Bill limits gifts from pharmaceutical companies to physicians

December 1, 2007

Jerome P. Kassirer, MD, distinguished professor at Tufts University School of Medicine in Boston and visiting professor at Stanford University, Stanford, CA, has told Congress and the American people that many doctors are “on the take” from the big pharmaceutical companies, which pay them in one way or another to prescribe their drugs to patients.

Early in September, a group of influential senators introduced the Physician Payments Sunshine Act, which would require manufacturers of pharmaceutical drugs, devices, and biologics with annual revenues exceeding $100 million to make quarterly disclosures of the amount of money they give to doctors through payments, gifts, honoraria, travel, and other means. Failure to submit the reports to the U.S. Department of Health and Human Services for posting on a new public web site would carry penalties up to $100,000 per violation.

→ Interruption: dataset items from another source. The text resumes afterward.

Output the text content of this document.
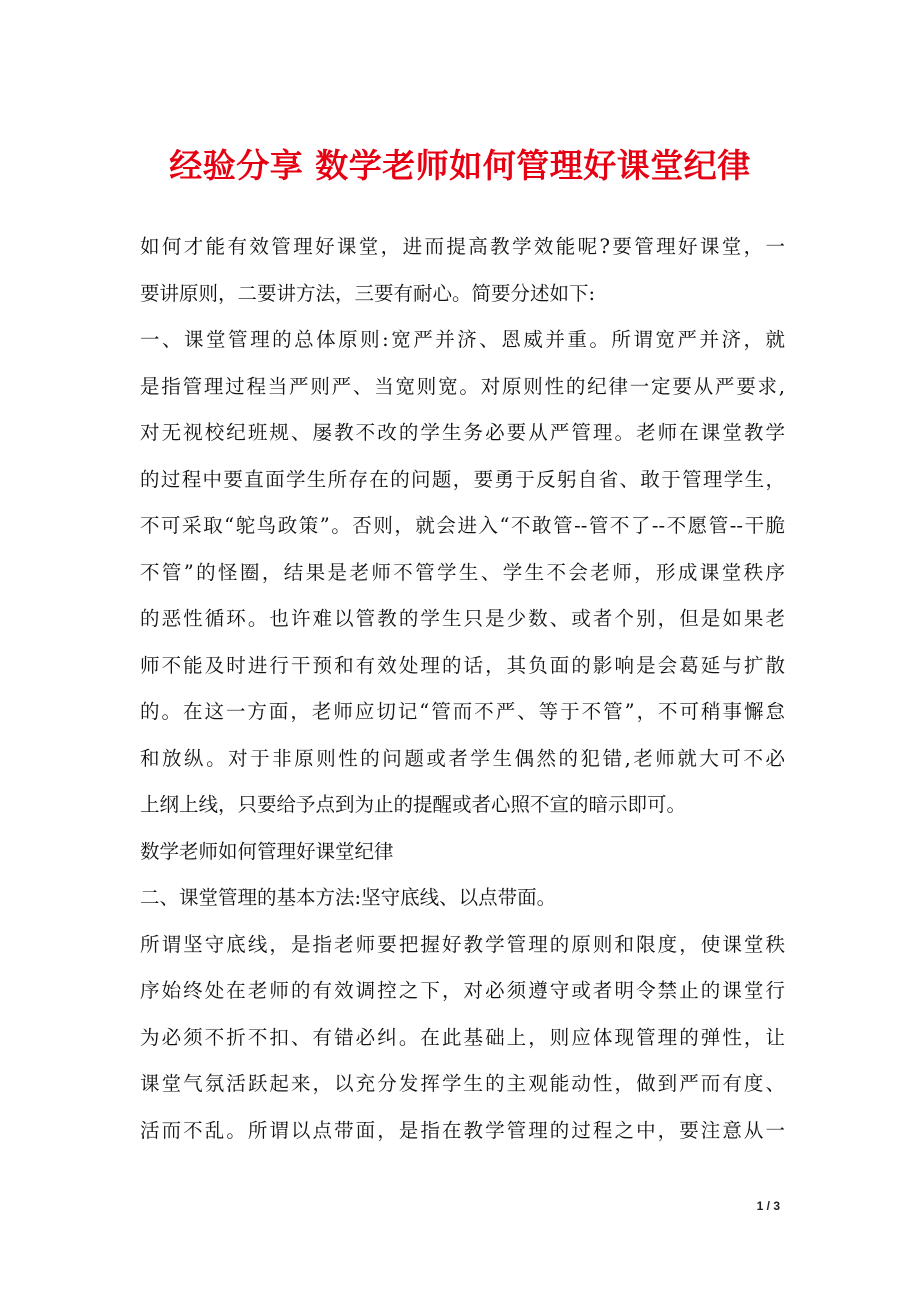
经验分享 数学老师如何管理好课堂纪律
如何才能有效管理好课堂，进而提高教学效能呢?要管理好课堂，一
要讲原则，二要讲方法，三要有耐心。简要分述如下:
一、课堂管理的总体原则:宽严并济、恩威并重。所谓宽严并济，就
是指管理过程当严则严、当宽则宽。对原则性的纪律一定要从严要求,
对无视校纪班规、屡教不改的学生务必要从严管理。老师在课堂教学
的过程中要直面学生所存在的问题，要勇于反躬自省、敢于管理学生，
不可采取“鸵鸟政策”。否则，就会进入“不敢管--管不了--不愿管--干脆
不管”的怪圈，结果是老师不管学生、学生不会老师，形成课堂秩序
的恶性循环。也许难以管教的学生只是少数、或者个别，但是如果老
师不能及时进行干预和有效处理的话，其负面的影响是会葛延与扩散
的。在这一方面，老师应切记“管而不严、等于不管”，不可稍事懈怠
和放纵。对于非原则性的问题或者学生偶然的犯错,老师就大可不必
上纲上线，只要给予点到为止的提醒或者心照不宣的暗示即可。
数学老师如何管理好课堂纪律
二、课堂管理的基本方法:坚守底线、以点带面。
所谓坚守底线，是指老师要把握好教学管理的原则和限度，使课堂秩
序始终处在老师的有效调控之下，对必须遵守或者明令禁止的课堂行
为必须不折不扣、有错必纠。在此基础上，则应体现管理的弹性，让
课堂气氛活跃起来，以充分发挥学生的主观能动性，做到严而有度、
活而不乱。所谓以点带面，是指在教学管理的过程之中，要注意从一
1 / 3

Sen. Kohl referred during the hearing to an article in the New England Journal of Medicine (356:1742-50) that reported that 94% of physicians have received food and beverages, medication samples, and other gifts and forms of payments from drug companies.

"It has been estimated that the drug industry spends $19 billion annually on marketing to physicians in the form of gifts, lunches, drug samples, and sponsorship of education programs," Sen. Kohl said. "Companies certainly have the right to spend as much as they choose to promote their products. But... the federal government has an obligation to examine and take action when companies unfairly or illegally attempt to manipulate the market."

Dr. Kassirer is author of On The Take: How Medicine's Complicity With Big Business Can Endanger Your Health, in which he outlines "the complex intertwining of the medical profession and the pharmaceutical, biotechnology, and device industries and the consequences of these relationships."

A necessary relationship?

At the June hearing, representatives of the American Medical Association and the Pharmaceutical Research and Manufacturers of America outlined their organizations' voluntary guidelines governing marketing and gifts from drug companies to doctors. They emphasized the importance of physicians having accurate and up-to-date information about new drugs and their risks and benefits.

"Informing health care professionals of the benefits and risks specific to a new or existing medicine, whether it be through responsible advertising or pharmaceutical sales representatives, helps ensure patients are safely and effectively treated," said PhRMA Senior Assistant General Counsel Marjorie Powell. "Pharmaceutical marketing is one of several important ways for doctors to receive the information they need to make sure their treatment choices are the right ones for each individual patient."